Happy Spring?! Never would I have imagined that it would snow on the first day of spring and that I would be posting this recipe for snow ice cream. But, I guess you can never say never. I figure this is one of those making lemonade out of lemons moments.
This recipe is super easy and super yummy. If you have kids this would be really fun for them to get involved. I actually made this recipe after the last snow storm thinking I be sharing it with you next year…but it looks like I was wrong…I’ll be making another batch!

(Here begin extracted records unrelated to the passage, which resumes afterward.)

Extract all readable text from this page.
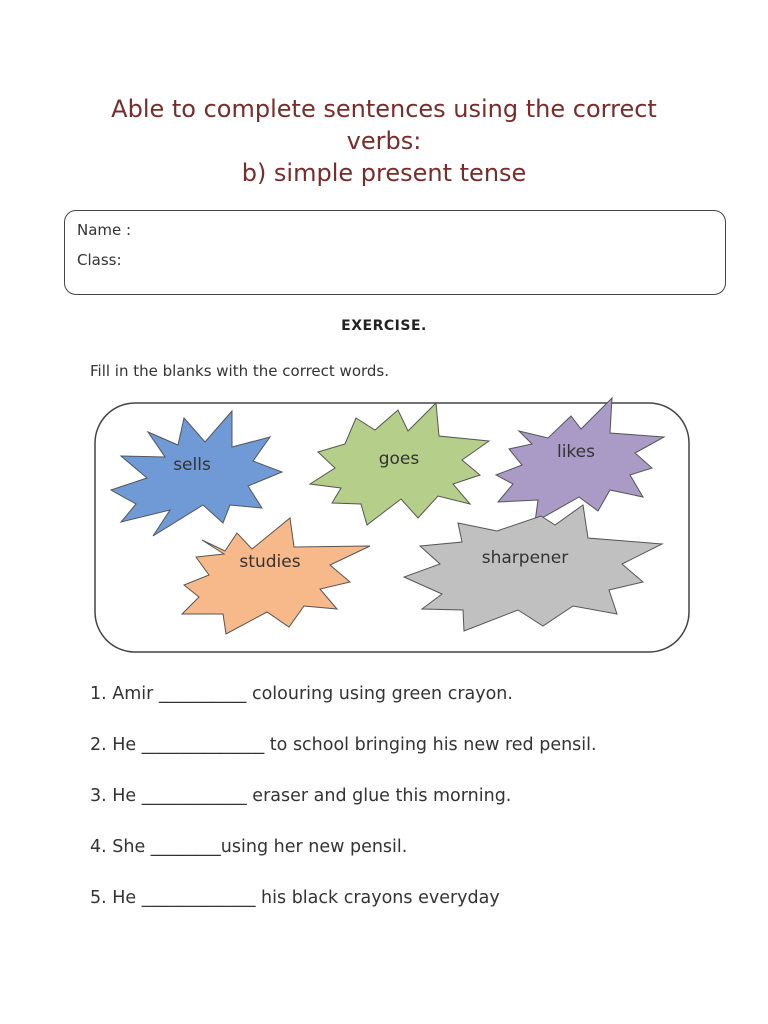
Able to complete sentences using the correct
verbs:
b) simple present tense
Name :
Class:
EXERCISE.
Fill in the blanks with the correct words.
sells	goes	likes
studies	sharpener
1. Amir __________ colouring using green crayon.
2. He ______________ to school bringing his new red pensil.
3. He ____________ eraser and glue this morning.
4. She ________using her new pensil.
5. He _____________ his black crayons everyday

You can eat the ice cream right away without using an ice cream maker and it is delicious but be warned…but it is more liquid-y than standard ice cream this way. So I had some immediately (of course!) then put the rest in the ice cream maker and froze it over night so I could enjoy it another day as well. Putting the snow ice cream in the ice cream maker and freezing over night transforms it into the consistency of normal ice cream. Enjoy!
- 8 cups of snow
- 1 (14 oz) can of sweetened condensed milk
- 1 teaspoon of maple syrup (If you do not have maple syrup you could use vanilla extract, which is what the original recipe calls for.)
- 1. Place snow in a large bowl.
- 2. Pour condensed milk over the snow and add maple syrup.
- 3. Mix to combine.
- 4. Enjoy immediately OR...
- 5. Place snow ice cream or the remainder of the snow ice cream in your ice cream maker and churn accordingly.
- 6. Once the cycle is complete place ice cream in the freezer over night.